Wilson's jet-black beard and mohawk are just a couple of the many quirks that form his public persona. As he showed with increasing frequency during his seven seasons with the Giants, his yearning for attention can make him a distraction, whether on the mound or off. During the team's 2012 championship run, he seemed to spend almost as much time on camera as a bystander in the dugout as his teammates did on the field. When the Dodgers visited San Francisco in late September, Wilson confronted Giants team president Larry Baer (seated near the home dugout) over having not received his 2012 World Series ring. In turn, the Giants said that Wilson had not responded to repeated phone calls and text messages from team officials inviting him to their ring ceremony back on April 7.
For all of his eccentricity, Wilson can pitch, and by the end of the 2013 season, he had recovered his mid-90s velocity and was generating swings and misses with both his four-seam fastball and his cutter.
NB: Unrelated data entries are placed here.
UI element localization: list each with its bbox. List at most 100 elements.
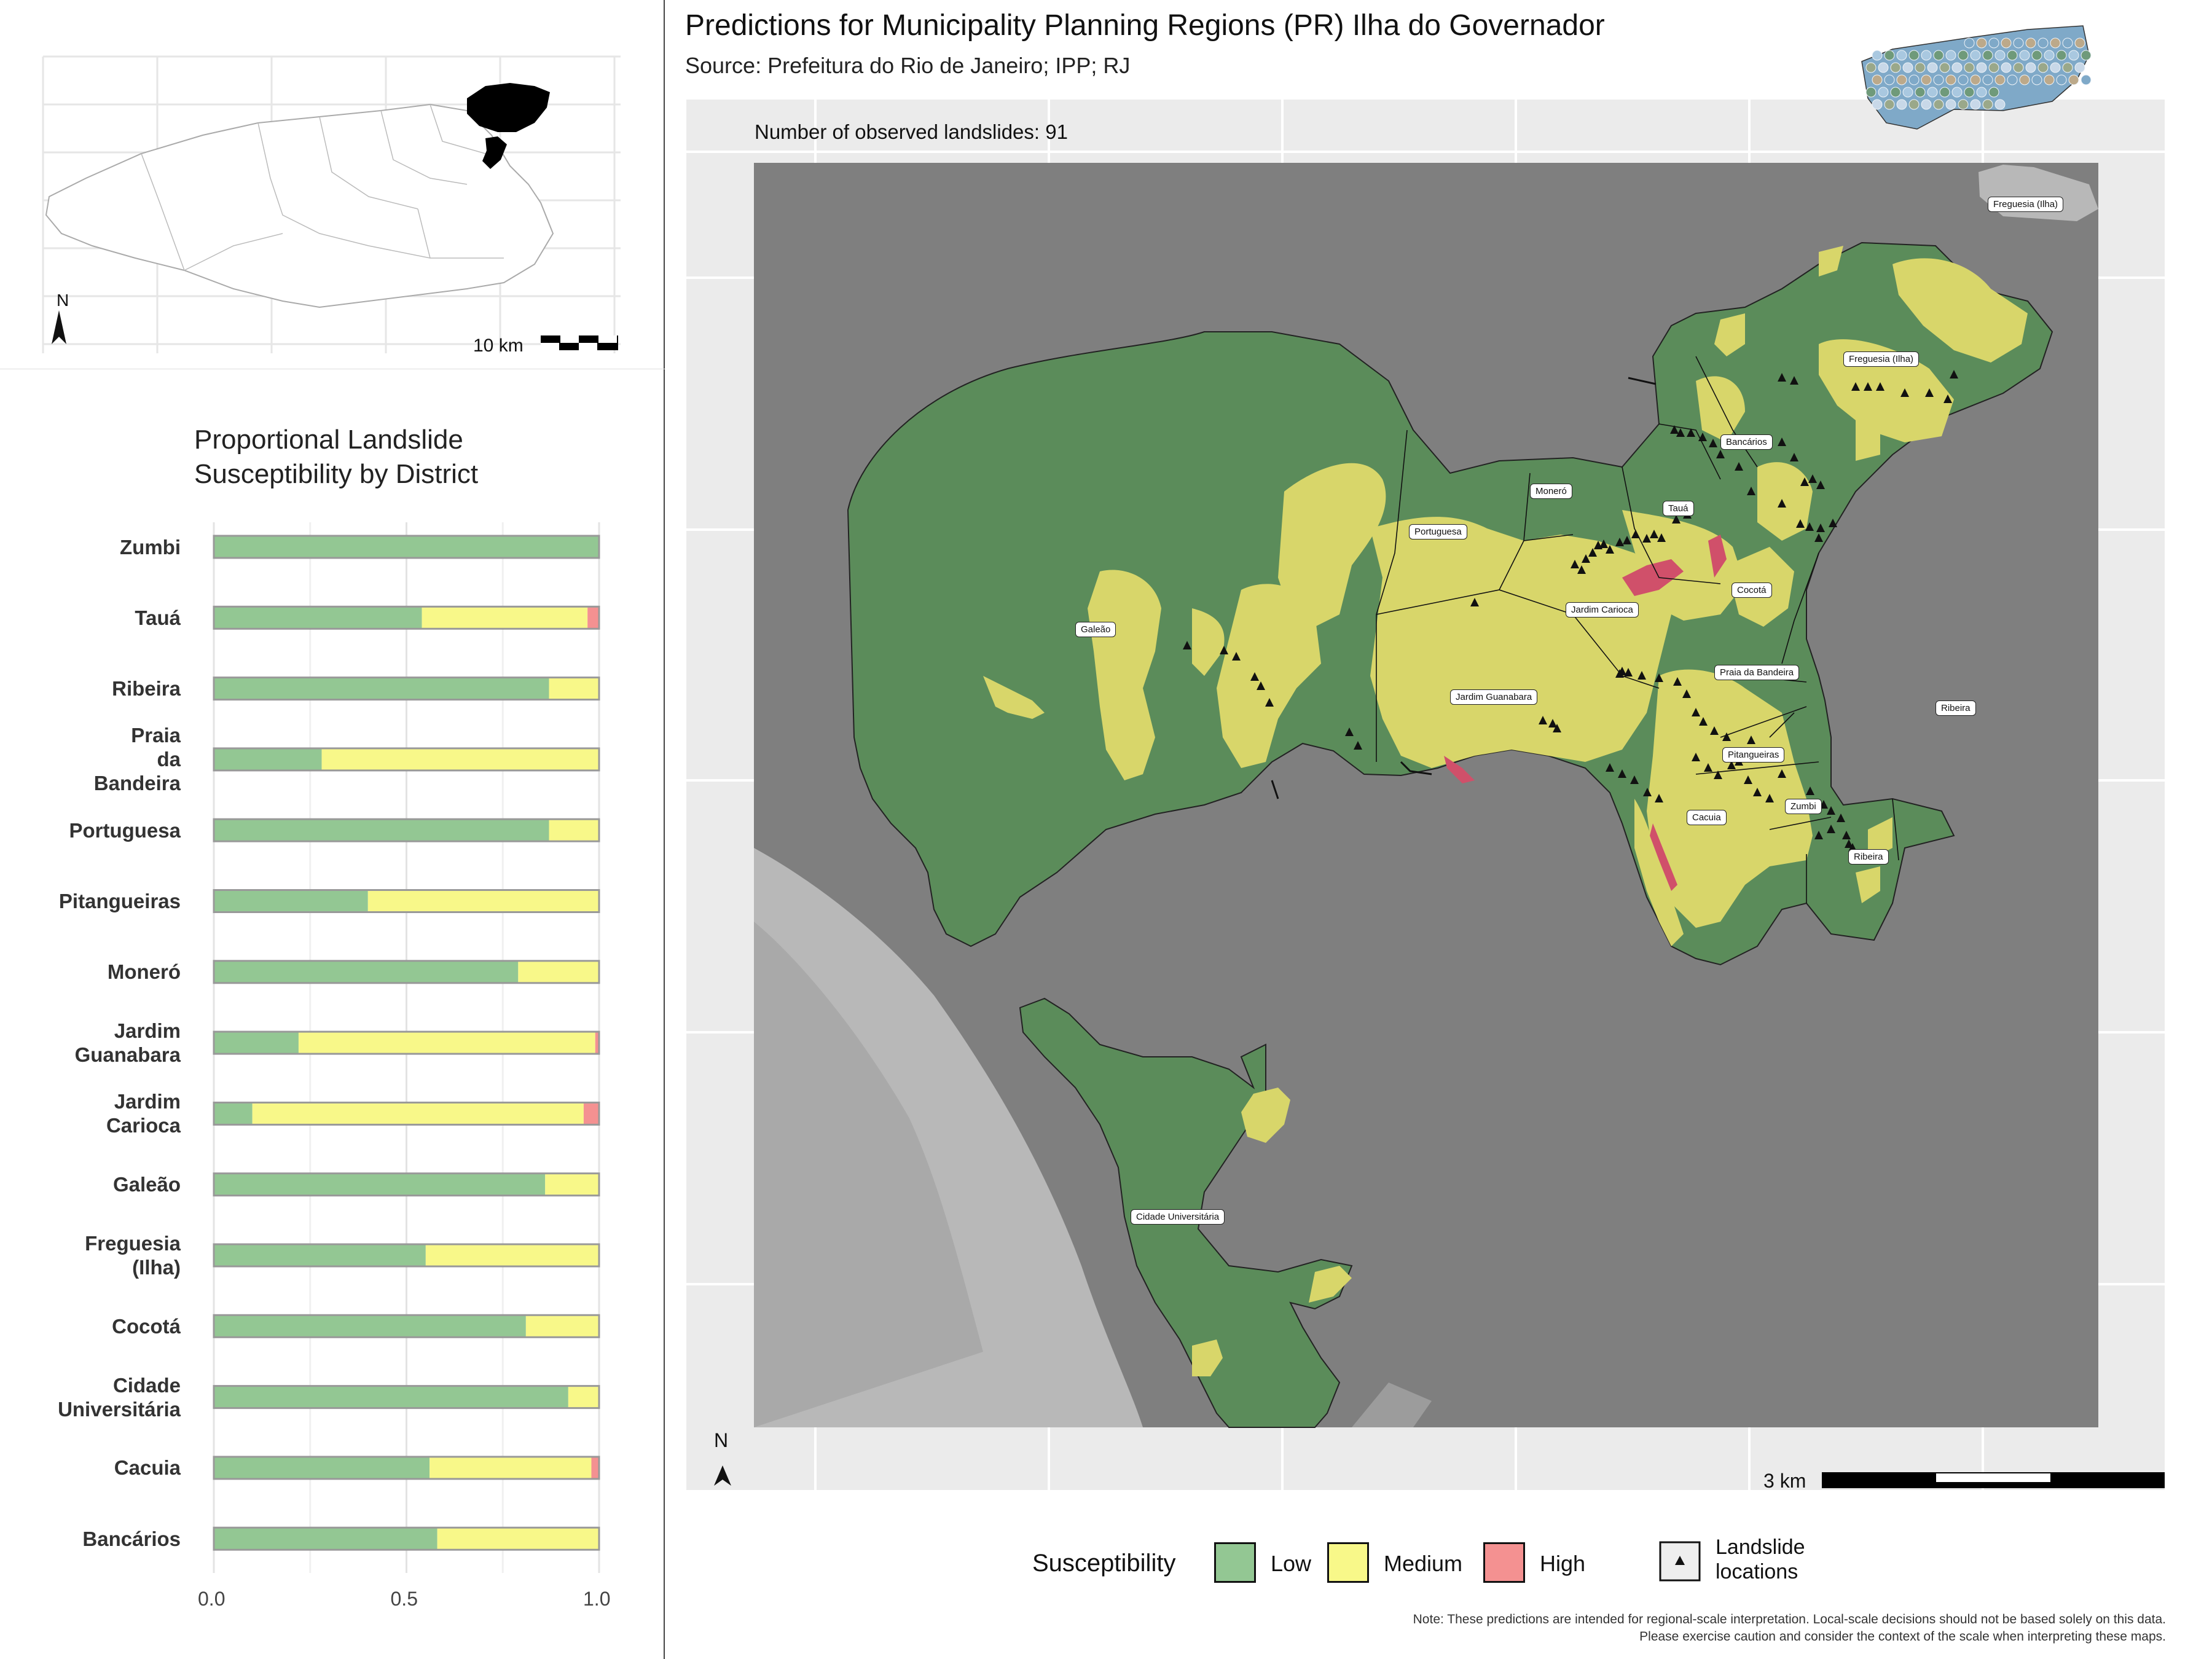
landslide-marker [1744, 775, 1752, 784]
landslide-marker [1594, 541, 1602, 549]
landslide-marker [1577, 565, 1586, 574]
landslide-marker [1698, 433, 1707, 441]
landslide-marker [1837, 814, 1845, 822]
landslide-marker [1845, 839, 1853, 848]
bar-outline-3 [213, 747, 600, 772]
landslide-marker [1950, 370, 1958, 378]
bar-low-11 [214, 1315, 526, 1338]
landslide-marker [1699, 717, 1708, 726]
fundao-highlight [482, 136, 507, 169]
main-north-label: N [714, 1429, 729, 1451]
category-label: Ribeira [112, 677, 181, 700]
landslide-marker [1232, 652, 1241, 661]
landslide-marker [1727, 761, 1736, 769]
bar-medium-11 [525, 1315, 599, 1338]
map-label-district: Ribeira [1936, 700, 1976, 716]
map-label-district: Cacuia [1687, 810, 1727, 825]
landslide-marker [1630, 775, 1639, 784]
landslide-marker [1539, 716, 1547, 724]
landslide-marker [1220, 646, 1228, 654]
map-label-district: Jardim Carioca [1566, 602, 1639, 618]
bar-high-8 [583, 1102, 599, 1125]
bar-low-1 [214, 606, 422, 629]
legend-landslide-label-line-2: locations [1716, 1560, 1798, 1583]
map-label-district: Portuguesa [1409, 524, 1467, 539]
landslide-marker [1778, 373, 1786, 382]
landslide-marker [1650, 530, 1658, 538]
category-label: Praia da Bandeira [93, 724, 181, 795]
bar-medium-12 [568, 1386, 599, 1408]
landslide-marker [1354, 741, 1362, 750]
landslide-marker [1805, 522, 1814, 531]
north-arrow-icon [714, 1465, 731, 1486]
high-susceptibility-areas [1444, 535, 1727, 891]
landslide-marker [1673, 677, 1682, 686]
bar-medium-3 [321, 748, 599, 771]
landslide-marker [1599, 539, 1608, 548]
landslide-marker [1250, 672, 1259, 681]
landslide-marker [1624, 668, 1633, 677]
map-label-district: Moneró [1530, 484, 1572, 499]
map-label-district: Tauá [1663, 501, 1694, 516]
page-title: Predictions for Municipality Planning Re… [685, 9, 1605, 42]
landslide-marker [1553, 724, 1561, 732]
x-tick-label: 1.0 [583, 1588, 611, 1610]
landslide-marker [1623, 536, 1631, 544]
map-label-district: Pitangueiras [1722, 747, 1785, 763]
landslide-marker [1800, 477, 1809, 486]
bar-outline-8 [213, 1101, 600, 1126]
landslide-marker [1682, 689, 1691, 698]
legend-swatch-medium [1327, 1542, 1369, 1583]
map-label-district: Cidade Universitária [1131, 1209, 1225, 1225]
landslide-marker [1778, 769, 1786, 778]
bar-medium-8 [252, 1102, 584, 1125]
bar-outline-6 [213, 960, 600, 984]
main-scale-label: 3 km [1763, 1470, 1806, 1492]
bar-outline-5 [213, 889, 600, 913]
chart-title-line-1: Proportional Landslide [194, 425, 463, 455]
category-label: Freguesia (Ilha) [85, 1232, 181, 1279]
bar-outline-11 [213, 1314, 600, 1338]
x-tick-label: 0.5 [390, 1588, 418, 1610]
legend-title: Susceptibility [1032, 1550, 1176, 1577]
landslide-marker [1637, 671, 1646, 680]
landslide-marker [1796, 519, 1805, 528]
inset-locator-map: N 10 km [0, 0, 665, 369]
landslide-marker [1943, 394, 1952, 403]
landslide-marker [1692, 753, 1700, 761]
bar-medium-5 [367, 890, 599, 912]
landslide-marker [1615, 669, 1624, 678]
landslide-marker [1692, 708, 1700, 716]
landslide-marker [1655, 673, 1663, 682]
map-label-district: Freguesia (Ilha) [1988, 197, 2064, 212]
landslide-marker [1722, 732, 1731, 741]
landslide-marker [1747, 487, 1755, 495]
landslide-marker [1790, 453, 1798, 461]
ilha-highlight [467, 83, 550, 132]
bar-medium-10 [425, 1244, 599, 1266]
note-line-2: Please exercise caution and consider the… [1639, 1630, 2166, 1644]
bar-outline-14 [213, 1526, 600, 1551]
category-label: Jardim Carioca [106, 1090, 181, 1137]
landslide-marker [1827, 806, 1835, 815]
bar-low-4 [214, 819, 549, 842]
chart-title: Proportional Landslide Susceptibility by… [194, 423, 478, 492]
landslide-marker [1631, 530, 1640, 538]
hex-minimap [1861, 25, 2092, 130]
category-label: Jardim Guanabara [74, 1019, 181, 1067]
left-panel: N 10 km Proportional Landslide Susceptib… [0, 0, 665, 1659]
bar-medium-2 [549, 677, 599, 700]
bar-outline-7 [213, 1030, 600, 1055]
susceptibility-bar-chart [213, 522, 600, 1573]
landslide-marker [1747, 735, 1755, 744]
map-label-district: Jardim Guanabara [1450, 689, 1538, 705]
landslide-marker [1588, 548, 1597, 557]
category-label: Moneró [107, 960, 181, 984]
map-label-district: Freguesia (Ilha) [1843, 351, 1920, 367]
bar-medium-13 [429, 1456, 592, 1479]
category-label: Bancários [82, 1527, 181, 1550]
landslide-marker [1778, 437, 1786, 446]
map-label-district: Ribeira [1848, 849, 1889, 865]
bar-medium-1 [422, 606, 588, 629]
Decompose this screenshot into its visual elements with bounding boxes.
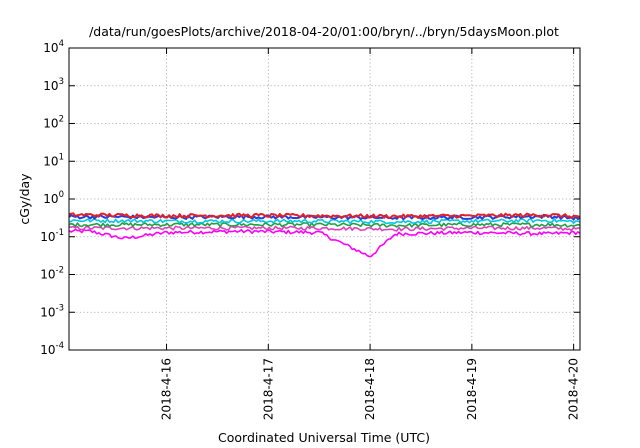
grid (69, 48, 580, 350)
y-tick-label: 103 (43, 77, 64, 93)
y-tick-label: 10-1 (40, 228, 64, 244)
x-tick-label: 2018-4-17 (261, 358, 275, 420)
y-axis-label: cGy/day (17, 173, 32, 225)
y-tick-label: 10-3 (40, 303, 64, 319)
data-series (68, 212, 581, 258)
x-tick-label: 2018-4-16 (160, 358, 174, 420)
y-axis-ticks: 10-4 10-3 10-2 10-1 100 101 102 103 104 (40, 39, 580, 357)
y-tick-label: 102 (43, 115, 64, 131)
x-tick-label: 2018-4-18 (363, 358, 377, 420)
chart-title: /data/run/goesPlots/archive/2018-04-20/0… (89, 24, 559, 39)
series-line (68, 222, 581, 228)
y-tick-label: 10-4 (40, 341, 64, 357)
y-tick-label: 101 (43, 152, 64, 168)
y-tick-label: 10-2 (40, 266, 64, 282)
series-line (68, 212, 581, 219)
x-tick-label: 2018-4-19 (465, 358, 479, 420)
y-tick-label: 104 (43, 39, 64, 55)
y-tick-label: 100 (43, 190, 64, 206)
x-axis-ticks: 2018-4-16 2018-4-17 2018-4-18 2018-4-19 2018… (160, 48, 581, 420)
series-line (68, 218, 581, 225)
series-line (68, 228, 581, 258)
series-line (68, 225, 581, 232)
x-tick-label: 2018-4-20 (567, 358, 581, 420)
x-axis-label: Coordinated Universal Time (UTC) (218, 430, 430, 445)
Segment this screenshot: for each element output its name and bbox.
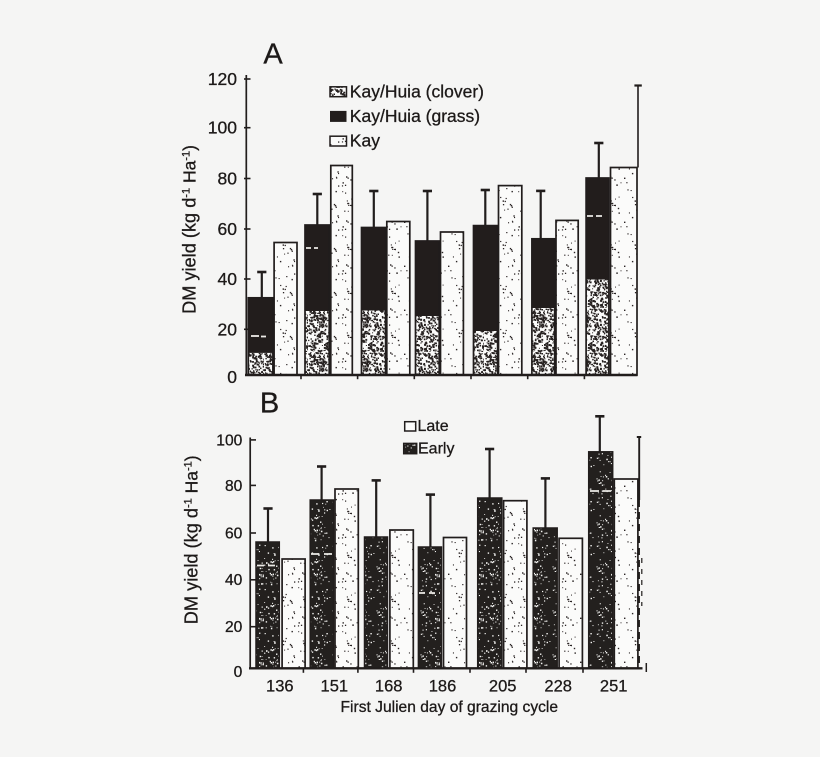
svg-text:0: 0 [227,367,237,387]
svg-text:228: 228 [544,677,572,695]
svg-text:80: 80 [225,478,243,495]
svg-text:100: 100 [216,432,242,449]
svg-text:80: 80 [218,169,238,189]
svg-text:Kay/Huia (grass): Kay/Huia (grass) [350,106,480,126]
svg-text:Kay: Kay [350,131,380,151]
svg-text:20: 20 [225,619,243,636]
svg-text:First Julien day of grazing cy: First Julien day of grazing cycle [341,699,559,716]
svg-text:DM yield (kg d-1 Ha-1): DM yield (kg d-1 Ha-1) [180,145,200,314]
svg-text:168: 168 [375,677,403,695]
svg-text:120: 120 [208,69,237,89]
svg-text:100: 100 [208,118,237,138]
svg-text:136: 136 [266,677,294,695]
svg-text:205: 205 [489,677,517,695]
svg-text:A: A [263,39,283,71]
svg-text:40: 40 [225,572,243,589]
svg-text:20: 20 [218,319,238,339]
svg-text:40: 40 [218,269,238,289]
svg-text:60: 60 [218,219,238,239]
svg-text:Early: Early [418,440,454,457]
svg-text:Kay/Huia (clover): Kay/Huia (clover) [350,82,484,102]
svg-text:251: 251 [600,677,628,695]
svg-text:Late: Late [418,418,449,435]
svg-text:151: 151 [321,677,349,695]
svg-text:0: 0 [234,664,243,681]
svg-text:B: B [260,388,279,420]
svg-text:60: 60 [225,525,243,542]
svg-text:186: 186 [429,677,457,695]
svg-text:DM yield (kg d-1 Ha-1): DM yield (kg d-1 Ha-1) [182,455,202,624]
For his career, he has 171 saves and a 3.10 ERA with 9.5 strikeouts and 0.5 homers per nine, respectively.
Thanks to that resumé, Wilson might have found a team to pay him as much or more money to close as he got from the Dodgers, though it's worth noting that such deals have suddenly become few and far between. According to Cot's Contracts, Nathan's deal with the Tigers is the 14th in which a reliever has reached an average annual value of at least $10 million, and the 23rd in which one has exceeded an AAV of $7 million dollars. Back in 2010, 12 deals above $7 million were in effect, but aside from Nathan and Wilson, those of just three others are on the books now: Rafael Soriano ($14.0 million), Jonathan Papelbon ($12.5 million) and Heath Bell ($9 million). Depending upon the accounting, League might be included in that, but because he signed his extension in October 2012 before officially reaching free agency, his AAV is based on a four-year, $27.5 million package rather than three years and $22.5 million.
As advanced statistical analysis has taken hold on one level or another in most front offices, teams have become more reluctant to pay a class of pitchers whose performances tend to be quite volatile from year to year, and whose values rarely wind up reaching even 2.0 Wins Above Replacement in consecutive seasons. Via Baseball-Reference.com's version of WAR, of the 19 relievers who reached that plateau in 2012, only three — Kimbrel, Aroldis Chapman and Darren O'Day — repeated in 2013, with the latter two coming in at exactly 2.0, the equivalent of about $10-$12 million worth of performance on the open market. Dial back to 2010, when 18 pitchers reached 2.0 WAR; just two, Rivera and Sean Marshall, did so in 2011. From 2011 to 2012, the tally is four — Kimbrel, Jim Johnson, Vinny Pestano and Grant Balfour — out of 24. For that three-year period, just 15 percent (nine out of 61 relievers) repeated at the 2.0 WAR level.